If a mortgage holder delays too long to bring a foreclosure action, the homeowner often may keep the foreclosure from happening — it all depends on what the state of residence says about the statute of limitations (SOL).
A statue of limits starts the clock for taking a legal action, such as beginning foreclosure action. Once the prescribed time has passed, any steps to foreclosure are illegal and home repossession cannot be carried out.
If a significant time passes between the last mortgage payment made and the point when the lender starts foreclosure action, the foreclosure could violate the statute of limitations. Once this happens the homeowner can use the lender’s tardiness, or inattention to detail, as a defense against the foreclosure proceedings.
Usually, the unlawful statute of limitations relevant to homeowners is the one for written contracts. Some states have a separate statute of limitations for foreclosures.
Each state has its limitation statute and they range from three to fifteen years, while most fall inside the three to six year scope.
The statute’s clocks starts when the default occurs, and is normally calculated from the date of the last payment. State statutes of limitation are available online and should be reviewed to determine those the limits for your state.
Stop a Foreclosure
If the lender begins proceedings after the statute of limitations has expired, the lender’s claim becomes invalid. The lender gives up any right to foreclose.
Most lenders have a backlog of delinquent loans. For many of these they have not filed foreclosure with the courts. Months or years could pass between the time the homeowner stops making payments and the foreclosure process begins. That makes it important for homeowners to know the statute of limitations for their state.

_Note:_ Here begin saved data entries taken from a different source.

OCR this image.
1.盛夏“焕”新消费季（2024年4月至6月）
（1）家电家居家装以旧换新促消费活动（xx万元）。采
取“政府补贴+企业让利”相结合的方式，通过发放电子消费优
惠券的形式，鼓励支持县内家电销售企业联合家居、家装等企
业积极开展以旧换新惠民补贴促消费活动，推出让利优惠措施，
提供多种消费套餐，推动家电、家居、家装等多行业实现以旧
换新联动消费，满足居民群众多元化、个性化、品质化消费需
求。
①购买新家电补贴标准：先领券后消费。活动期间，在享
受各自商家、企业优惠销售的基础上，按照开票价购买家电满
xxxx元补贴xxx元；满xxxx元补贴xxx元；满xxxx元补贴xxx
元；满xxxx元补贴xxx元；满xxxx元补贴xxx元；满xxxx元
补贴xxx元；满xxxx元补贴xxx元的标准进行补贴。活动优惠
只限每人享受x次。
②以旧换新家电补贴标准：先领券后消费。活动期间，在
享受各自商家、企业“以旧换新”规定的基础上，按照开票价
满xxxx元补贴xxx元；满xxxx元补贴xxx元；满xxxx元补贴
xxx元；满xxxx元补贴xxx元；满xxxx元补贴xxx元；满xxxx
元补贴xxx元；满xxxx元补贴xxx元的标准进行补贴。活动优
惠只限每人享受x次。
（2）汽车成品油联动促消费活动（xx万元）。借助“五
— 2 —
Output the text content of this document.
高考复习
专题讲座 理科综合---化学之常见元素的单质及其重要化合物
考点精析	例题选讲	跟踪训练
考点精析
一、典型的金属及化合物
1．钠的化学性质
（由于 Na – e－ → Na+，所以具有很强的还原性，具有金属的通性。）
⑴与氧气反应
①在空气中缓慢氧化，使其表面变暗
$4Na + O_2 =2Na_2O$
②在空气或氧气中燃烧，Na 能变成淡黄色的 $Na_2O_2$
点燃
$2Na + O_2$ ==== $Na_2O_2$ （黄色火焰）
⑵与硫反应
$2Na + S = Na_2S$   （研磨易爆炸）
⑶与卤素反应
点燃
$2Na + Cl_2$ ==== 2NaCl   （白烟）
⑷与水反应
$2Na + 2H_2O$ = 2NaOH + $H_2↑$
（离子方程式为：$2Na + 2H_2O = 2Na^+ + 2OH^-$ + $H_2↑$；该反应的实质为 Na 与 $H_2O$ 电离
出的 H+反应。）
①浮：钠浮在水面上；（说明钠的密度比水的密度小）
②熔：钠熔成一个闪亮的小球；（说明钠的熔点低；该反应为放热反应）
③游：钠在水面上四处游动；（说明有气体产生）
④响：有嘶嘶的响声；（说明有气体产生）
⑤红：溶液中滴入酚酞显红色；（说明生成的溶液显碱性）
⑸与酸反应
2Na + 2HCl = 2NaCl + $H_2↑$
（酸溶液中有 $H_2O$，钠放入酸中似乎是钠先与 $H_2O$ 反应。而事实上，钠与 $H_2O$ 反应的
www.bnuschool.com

The Statue as an Affirmative Defense
This means it is up to the homeowner to raise the issue. If the homeowner doesn’t, the defense is waived and the lender may continue with foreclosure proceedings.
If the SOL runs out during foreclosure, then the statute is not a defense. Even if a foreclosure eats up years to complete, as often happens in New York, it is not a defense.
If the Lender Cancels the Foreclosure
A lender often cancels a foreclosure if they find a procedural error, and refiles the case. If that happens, the homeowner can still use the unlawful foreclosure statute of limitations defense. If the lender goes ahead and begins the case anew, the lender is required to stick to the time period provided by that state’s laws.
Prove Wrongful Foreclosure
If a homeowner waits too long to preserve their home under the SOL provisions, they can still fight foreclosure by proving wrongful foreclosure.
When the debtor can show evidence the lender has failed to work in good faith, the homeowner can:
1.Seek to have the foreclosure dismissed, or
2.Sue the lender for damages
In these type claims, the plaintiff will still have to prove their case. To win compensation, the debtor must prove:
Facing a foreclosure? Seek out guidance from a qualified real estate litigation lawyer immediately.